How money laundering and anti-money-laundering practices work and what Know Your Customer and anti-money-laundering regulations mean in practice.
Competition for patients from nurse practitioners causes doctors to prescribe more opioids and other controlled substances.
America is distinguished not by its healthcare system but by its diversity of healthcare systems. There are five US healthcare systems: employer-sponsored health care, Medicare, Medicaid, individual health insurance, and the system that works with the unemployed. Each of these resembles a different country’s health care system. The first three work reasonably well; the last two work very badly.
The gender wage gap for people working the same job accounts for about half of the gender wage gap.
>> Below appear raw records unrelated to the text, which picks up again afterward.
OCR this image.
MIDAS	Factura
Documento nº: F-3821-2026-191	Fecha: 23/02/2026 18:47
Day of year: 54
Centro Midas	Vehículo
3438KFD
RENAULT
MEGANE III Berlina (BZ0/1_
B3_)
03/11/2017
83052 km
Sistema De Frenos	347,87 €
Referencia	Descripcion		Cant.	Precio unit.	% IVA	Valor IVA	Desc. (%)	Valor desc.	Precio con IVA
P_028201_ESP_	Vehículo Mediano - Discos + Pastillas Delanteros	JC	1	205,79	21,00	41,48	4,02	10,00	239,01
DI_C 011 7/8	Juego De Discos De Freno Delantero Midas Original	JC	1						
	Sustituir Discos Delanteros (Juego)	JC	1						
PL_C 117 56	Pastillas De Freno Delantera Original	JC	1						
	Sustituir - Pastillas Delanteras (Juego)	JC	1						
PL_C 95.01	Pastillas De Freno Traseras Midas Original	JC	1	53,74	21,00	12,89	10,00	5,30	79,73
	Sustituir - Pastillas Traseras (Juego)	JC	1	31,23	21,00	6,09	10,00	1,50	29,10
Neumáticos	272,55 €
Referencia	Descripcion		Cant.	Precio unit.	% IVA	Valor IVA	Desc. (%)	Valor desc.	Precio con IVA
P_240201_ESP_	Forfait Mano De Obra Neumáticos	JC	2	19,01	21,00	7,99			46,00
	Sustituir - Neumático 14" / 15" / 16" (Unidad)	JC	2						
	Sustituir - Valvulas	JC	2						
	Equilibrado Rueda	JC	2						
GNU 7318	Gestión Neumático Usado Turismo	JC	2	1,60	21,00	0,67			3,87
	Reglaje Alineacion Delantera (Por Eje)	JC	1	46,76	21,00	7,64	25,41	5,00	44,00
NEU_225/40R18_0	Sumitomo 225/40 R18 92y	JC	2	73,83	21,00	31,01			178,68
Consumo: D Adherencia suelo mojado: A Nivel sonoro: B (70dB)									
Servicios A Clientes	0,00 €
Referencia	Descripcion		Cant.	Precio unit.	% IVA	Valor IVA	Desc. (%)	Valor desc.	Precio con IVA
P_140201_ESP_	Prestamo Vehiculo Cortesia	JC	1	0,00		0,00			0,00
However, this is very different between countries: it accounts for 90% of the gap in Hungary and only a third of the gap in Israel. The gender wage gap itself is also heterogeneous across countries.
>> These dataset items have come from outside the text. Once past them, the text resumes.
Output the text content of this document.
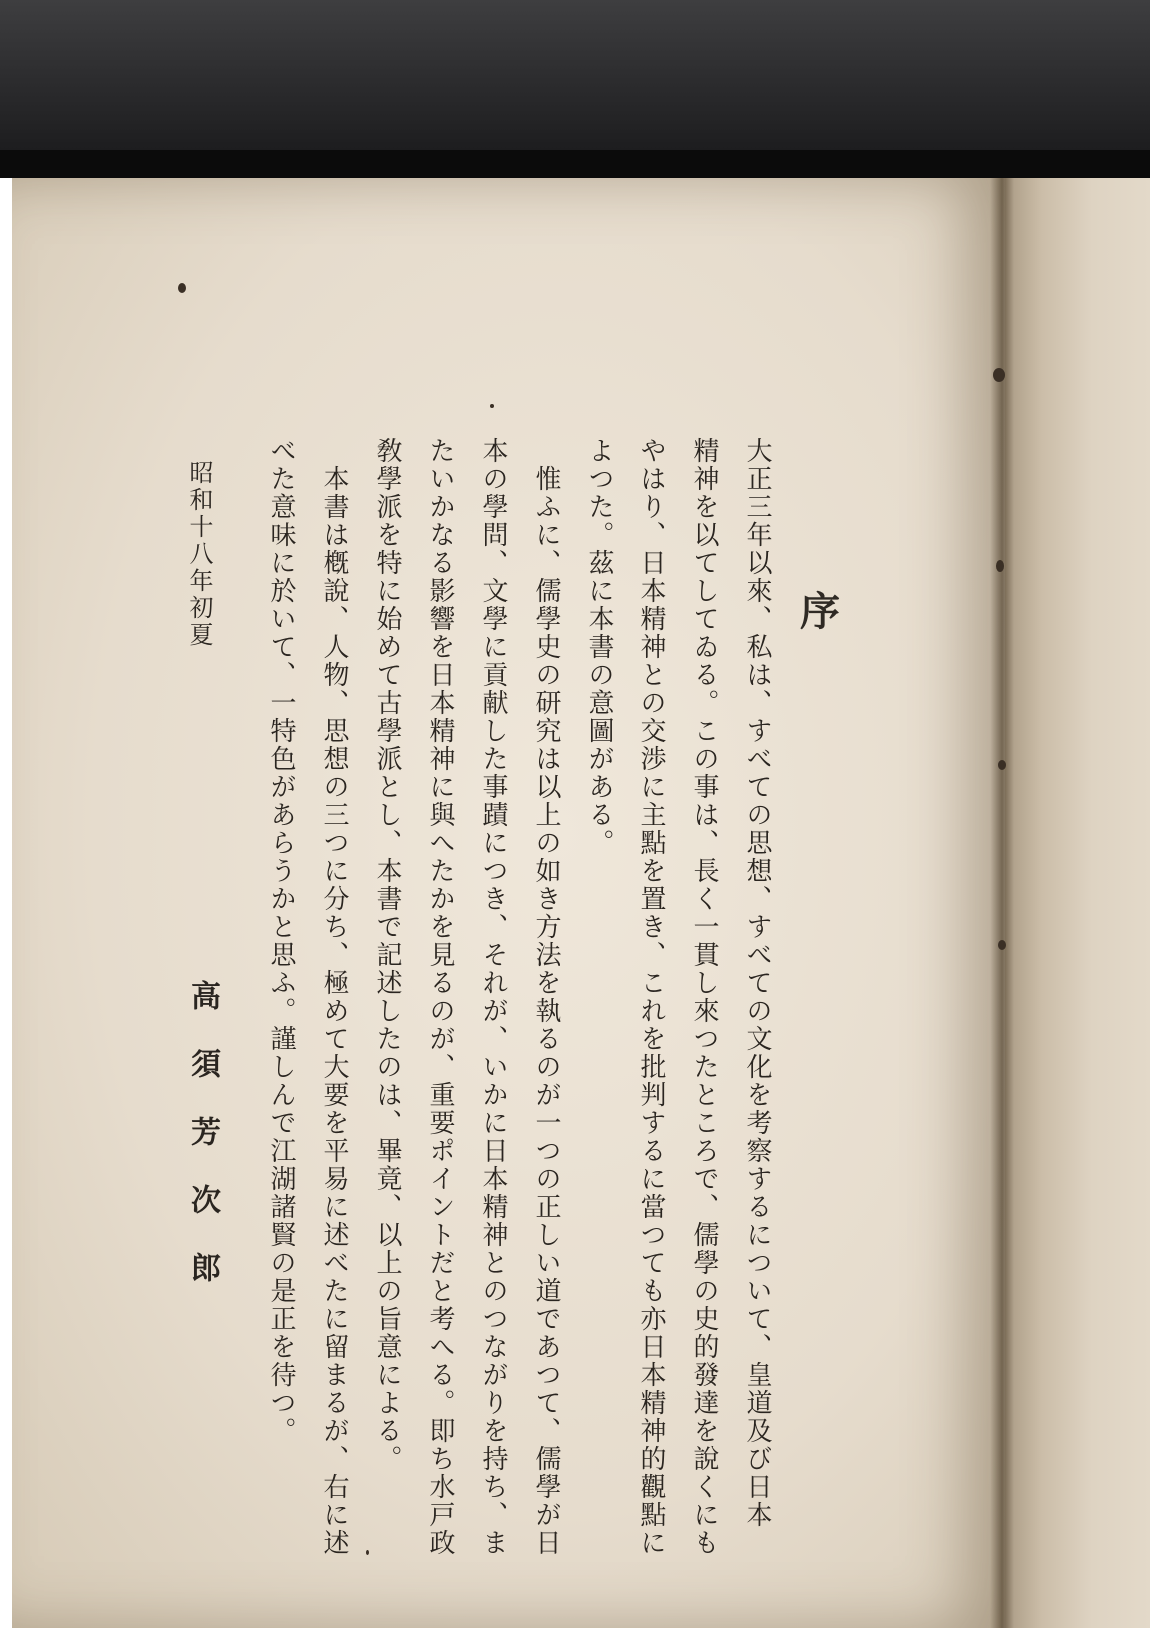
序
大正三年以來、私は、すべての思想、すべての文化を考察するについて、皇道及び日本
精神を以てしてゐる。この事は、長く一貫し來つたところで、儒學の史的發達を說くにも
やはり、日本精神との交渉に主點を置き、これを批判するに當つても亦日本精神的觀點に
よつた。茲に本書の意圖がある。
　惟ふに、儒學史の研究は以上の如き方法を執るのが一つの正しい道であつて、儒學が日
本の學問、文學に貢献した事蹟につき、それが、いかに日本精神とのつながりを持ち、ま
たいかなる影響を日本精神に與へたかを見るのが、重要ポイントだと考へる。即ち水戸政
敎學派を特に始めて古學派とし、本書で記述したのは、畢竟、以上の旨意による。
　本書は槪說、人物、思想の三つに分ち、極めて大要を平易に述べたに留まるが、右に述
べた意味に於いて、一特色があらうかと思ふ。謹しんで江湖諸賢の是正を待つ。
昭和十八年初夏
高須芳次郎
Migration benefits the economies of receiving countries, benefits sending countries if migration is voluntary but not if it’s forced, and improves economic opportunities for migrants while worsening their health.
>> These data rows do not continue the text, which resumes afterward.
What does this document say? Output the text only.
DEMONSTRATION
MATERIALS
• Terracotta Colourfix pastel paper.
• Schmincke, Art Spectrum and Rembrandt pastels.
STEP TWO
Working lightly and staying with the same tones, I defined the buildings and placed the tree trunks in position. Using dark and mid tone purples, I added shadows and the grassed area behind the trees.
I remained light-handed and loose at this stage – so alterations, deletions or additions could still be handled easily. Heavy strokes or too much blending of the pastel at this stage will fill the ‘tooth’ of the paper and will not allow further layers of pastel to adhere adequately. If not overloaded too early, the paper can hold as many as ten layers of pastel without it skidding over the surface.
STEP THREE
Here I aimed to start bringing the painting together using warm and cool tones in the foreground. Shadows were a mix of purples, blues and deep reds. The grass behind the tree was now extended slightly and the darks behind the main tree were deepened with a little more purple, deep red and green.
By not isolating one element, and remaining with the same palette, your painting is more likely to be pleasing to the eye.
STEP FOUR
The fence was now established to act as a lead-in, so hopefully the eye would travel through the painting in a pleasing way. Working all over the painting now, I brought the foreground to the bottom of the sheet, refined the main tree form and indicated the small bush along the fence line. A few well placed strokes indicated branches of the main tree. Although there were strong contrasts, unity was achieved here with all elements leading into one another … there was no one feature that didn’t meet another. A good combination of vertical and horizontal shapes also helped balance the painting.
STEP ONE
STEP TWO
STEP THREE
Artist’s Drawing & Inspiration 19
Hollywood cuts corners on visual effects, leading to poor working conditions and worse movies.
Anti-Woke
A nice introduction to the Bronze Age Pervert, an author popular among many young conservatives. The author makes a coherent case that BAP is a fascist, relying heavily on BAP’s own words, without falling into Everyone I Dislike Is A Nazi.
Richard Hanania has such a way of writing a paragraph I agree with 90% of the way and then the last 10% makes me roll my eyes back into my skull. I recommend Why The Media Is Honest And Good if you would like this reading experience. (Please note title of section.)
Short Stories
PRojects IN Controlled Environments, version Sith: An overworked project manager on Coruscant gets some help from Darth Vader.
Pop-punk Much Ado About Nothing.
Fun
Taliban fighters are like us.
More intelligent people are less Neurotic and more Open. More intelligent people tend to be more intellectually engaged and unconventional, but also less sociable and orderly.
Women are generally more interested in violent, kinky, or nonconsensual erotic content than men are.
Someone put a Pokemon parody game in a font.
Japanese fan explains antis1 to other Japanese fans and brings us the wonderful term "feelings yakuza."
If you’re not in fandom: don’t ask.
> If you’re not in fandom: don’t ask.
I mean, you could also say, if you're not in famdom, read this and you'll learn. :P I only had a vague idea what "antis" were... I just saw "antis" referred to a bunch on your Tumblr previously and was confused. Anti-*what*? I remember my initial inference was that it was something related to transgender politics, but eventually I realized my mistake and gathered it was something vaguely like what's described here. But this gives me a better idea!
I really do have to wonder where it started, though...
Re: carbon offsets by preventing deforestation.
I'm a landscape architect in Maryland, USA and I am very curious about how the REDD+ system will work out. We have had very strict forest conservation regulations for the last ~30 years here (though I personally been doing forest conservation compliance work for the last ~2 years) that are mandated on the state level but implemented on the county level.
One of the ways to meet forest conservation requirements is off-site forest banking. Essentially, instead of meeting forest requirements by retaining/protecting onsite forest or afforesting a certain percentage of the site you're developing, you pay the owner of an offsite forested property to put some of their land in a perpetual conservation easement. Problem is, after only 30 years, there is basically no available forest in the counties I work in that is owned by anyone willing to bank it. Maybe that means there's just not enough remaining forest, or that the incentives aren't big enough, or something. Perhaps a national program, especially in a country with much more remaining forest, wouldn't have this availability problem.